Monday, April 02, 2012

Grief, grievance and perspective


The commemorations of the Falklands War today are for the conflict of 30 years ago.  Strange to think, that I remember the 20th and 25th anniversaries so well and where my life is now, but that’s another story.  But there was little of the bitterness five and ten years ago as there is today.  Argentina’s political and media elite have embarked on a self-righteous crusade to paint Britain and the Falkland Islanders as the bad guys, swaying much of Latin America and even attracting sympathetic hearings from the US State Department (Antarctica is close to Argentina; why don’t you ‘enter into dialogue’ with Buenos Aires about handing over the American slice of it, Hillary?).

When President Cristina Kirchner abuses the language, saying that British control of the South Atlantic cluster of rocky outcroppings is ‘unjust’ and ‘absurd’, it is reminiscent of 1984’s Ministry of Truth, turning meanings inside out.  It would be funny if it wasn’t serious in the cold war between Port Stanley and Buenos Aires, the iron grey curtain of sea seemingly wider than ever.  I don’t agree with Max Hastings that it was a romantic adventure, a Boy’s Own tally-ho with the hounds!  Human life should not be so cheapened and every individual matters – at the very least, they all had mothers.  Rather it was a fool-hardy expedition which, if it failed, would have reduced Britain’s navy to not much more than coastal defence and a titchy nuclear deterrent.    An Israeli analyst, writing at the time of Israel’s 2006 incursion into Lebanon in pursuit of Hizbollah, said the decision to pursue war should rest on two precepts – it is just and is it wise.  An unprovoked invasion of the island group when talks could yet have delivered it over to the mainland made it a just conflict but hardly a wise one, which is maybe why passion ranks above rationality now.

There are some who focus on the statistics that those who died at the time and subsequently from Falklands-related trauma who try to undermine the case for war and, by extension, the legitimacy of the Falkland Islanders to choose their own masters.  You might as well say that Chile, Bolivia, Paraguay and Uruguay should be annexed to the land of the Pampas because they are all or part in the geo-historical ambit of the Vice-Royalty of Rio de la Plata, with its regional centre of operations at Buenos Aires.  They are all closer than the Falkland Islands and why should the interests of the people in these places be respected.  They must join with Argentina to stop their counter-productive independence.  Every death in the Falklands War is tragic but there was a principal of self-determination at stake as well.

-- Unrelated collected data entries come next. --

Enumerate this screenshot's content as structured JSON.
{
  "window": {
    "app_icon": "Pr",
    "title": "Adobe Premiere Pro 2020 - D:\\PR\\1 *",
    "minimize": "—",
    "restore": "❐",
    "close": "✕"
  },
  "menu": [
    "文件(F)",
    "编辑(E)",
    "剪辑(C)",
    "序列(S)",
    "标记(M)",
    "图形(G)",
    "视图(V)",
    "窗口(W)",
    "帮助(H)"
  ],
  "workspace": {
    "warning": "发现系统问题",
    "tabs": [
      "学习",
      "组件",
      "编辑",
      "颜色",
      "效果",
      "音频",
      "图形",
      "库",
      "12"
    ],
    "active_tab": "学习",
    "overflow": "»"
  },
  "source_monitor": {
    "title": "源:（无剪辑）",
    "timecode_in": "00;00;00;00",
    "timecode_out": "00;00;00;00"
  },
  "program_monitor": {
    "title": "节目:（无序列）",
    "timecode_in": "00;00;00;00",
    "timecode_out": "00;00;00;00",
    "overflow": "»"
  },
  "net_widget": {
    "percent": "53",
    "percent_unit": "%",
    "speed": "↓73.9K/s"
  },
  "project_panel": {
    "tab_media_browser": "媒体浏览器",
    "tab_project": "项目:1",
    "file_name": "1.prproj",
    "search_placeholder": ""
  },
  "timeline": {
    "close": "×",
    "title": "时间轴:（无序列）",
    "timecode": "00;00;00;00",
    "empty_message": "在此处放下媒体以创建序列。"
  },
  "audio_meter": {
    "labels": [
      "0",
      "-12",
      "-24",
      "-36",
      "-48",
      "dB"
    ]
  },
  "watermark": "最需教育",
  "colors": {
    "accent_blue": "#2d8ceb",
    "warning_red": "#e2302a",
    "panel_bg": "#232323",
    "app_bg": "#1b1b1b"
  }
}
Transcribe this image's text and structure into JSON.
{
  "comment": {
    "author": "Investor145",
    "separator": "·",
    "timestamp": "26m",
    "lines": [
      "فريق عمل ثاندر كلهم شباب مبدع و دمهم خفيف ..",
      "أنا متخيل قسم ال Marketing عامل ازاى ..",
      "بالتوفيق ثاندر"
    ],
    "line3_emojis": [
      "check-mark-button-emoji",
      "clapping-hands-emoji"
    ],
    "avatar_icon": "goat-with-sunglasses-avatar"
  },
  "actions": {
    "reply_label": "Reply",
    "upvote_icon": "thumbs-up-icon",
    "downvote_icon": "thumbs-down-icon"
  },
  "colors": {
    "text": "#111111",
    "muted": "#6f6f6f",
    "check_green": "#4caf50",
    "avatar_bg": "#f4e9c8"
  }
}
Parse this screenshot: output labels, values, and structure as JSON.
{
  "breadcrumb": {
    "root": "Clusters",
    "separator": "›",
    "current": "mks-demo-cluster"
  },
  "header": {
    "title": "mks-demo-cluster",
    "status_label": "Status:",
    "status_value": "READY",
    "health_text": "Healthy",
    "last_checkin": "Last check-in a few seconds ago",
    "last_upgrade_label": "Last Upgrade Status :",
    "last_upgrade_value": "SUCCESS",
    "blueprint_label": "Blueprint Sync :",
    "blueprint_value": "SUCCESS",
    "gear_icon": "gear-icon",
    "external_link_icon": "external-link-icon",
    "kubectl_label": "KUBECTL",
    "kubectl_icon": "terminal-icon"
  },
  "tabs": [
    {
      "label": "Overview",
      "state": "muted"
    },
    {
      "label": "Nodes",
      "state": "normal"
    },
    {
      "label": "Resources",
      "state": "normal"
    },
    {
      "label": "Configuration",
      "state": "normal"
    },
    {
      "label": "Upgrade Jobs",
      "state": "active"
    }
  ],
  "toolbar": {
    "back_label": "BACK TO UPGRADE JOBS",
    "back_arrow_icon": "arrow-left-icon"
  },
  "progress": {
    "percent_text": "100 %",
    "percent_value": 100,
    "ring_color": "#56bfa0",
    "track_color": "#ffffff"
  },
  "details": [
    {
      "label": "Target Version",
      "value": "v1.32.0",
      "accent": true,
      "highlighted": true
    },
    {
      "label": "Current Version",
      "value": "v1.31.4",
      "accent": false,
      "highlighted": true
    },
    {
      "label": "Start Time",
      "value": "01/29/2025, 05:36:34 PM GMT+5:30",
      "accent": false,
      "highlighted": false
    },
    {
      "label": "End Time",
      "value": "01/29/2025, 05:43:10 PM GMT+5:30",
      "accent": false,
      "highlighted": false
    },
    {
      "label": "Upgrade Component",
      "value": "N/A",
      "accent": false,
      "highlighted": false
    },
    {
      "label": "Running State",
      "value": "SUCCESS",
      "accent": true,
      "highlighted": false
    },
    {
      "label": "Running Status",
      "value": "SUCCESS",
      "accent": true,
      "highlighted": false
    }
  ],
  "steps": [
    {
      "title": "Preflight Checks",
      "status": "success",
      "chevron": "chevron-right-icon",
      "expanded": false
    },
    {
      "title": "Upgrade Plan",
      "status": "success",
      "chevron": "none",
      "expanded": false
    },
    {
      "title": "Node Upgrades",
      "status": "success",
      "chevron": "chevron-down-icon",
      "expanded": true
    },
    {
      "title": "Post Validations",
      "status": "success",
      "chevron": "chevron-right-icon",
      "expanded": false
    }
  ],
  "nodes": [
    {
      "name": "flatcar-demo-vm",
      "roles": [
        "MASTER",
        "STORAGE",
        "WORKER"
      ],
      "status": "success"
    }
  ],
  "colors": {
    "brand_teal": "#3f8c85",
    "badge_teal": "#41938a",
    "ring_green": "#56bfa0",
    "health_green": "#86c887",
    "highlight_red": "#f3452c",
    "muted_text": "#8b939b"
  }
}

Argentina is like a bully.  Meek and submissive when the UK was the most powerful country in the world, it tried to throw around its weight when it thought Britain was on the way down and got a bloody nose for its troubles, limping away to lick its wounds like a coward rather than throw everything into the fray.  Ultimately, the Falklands were not important enough.  And Britain should receive thanks not odium for hastening the departure of one the continent’s most despicable regimes.  Would Kirchner even be alive to deliver her diatribes if the military junta had continued for many years after?  Would she have been ‘disappeared’ to add to the 30,000 who have not been accounted for in the official tallies?  How many more thousands, if not tens of thousands, would have perished under the victorious generals?  That is the overwhelming benefit of the war and knocks into a cocked hat those who equate the numbers of dead in the battles to the number of Falkland Islanders.  Not that Britain will receive any gratitude for it but such is the way of the world.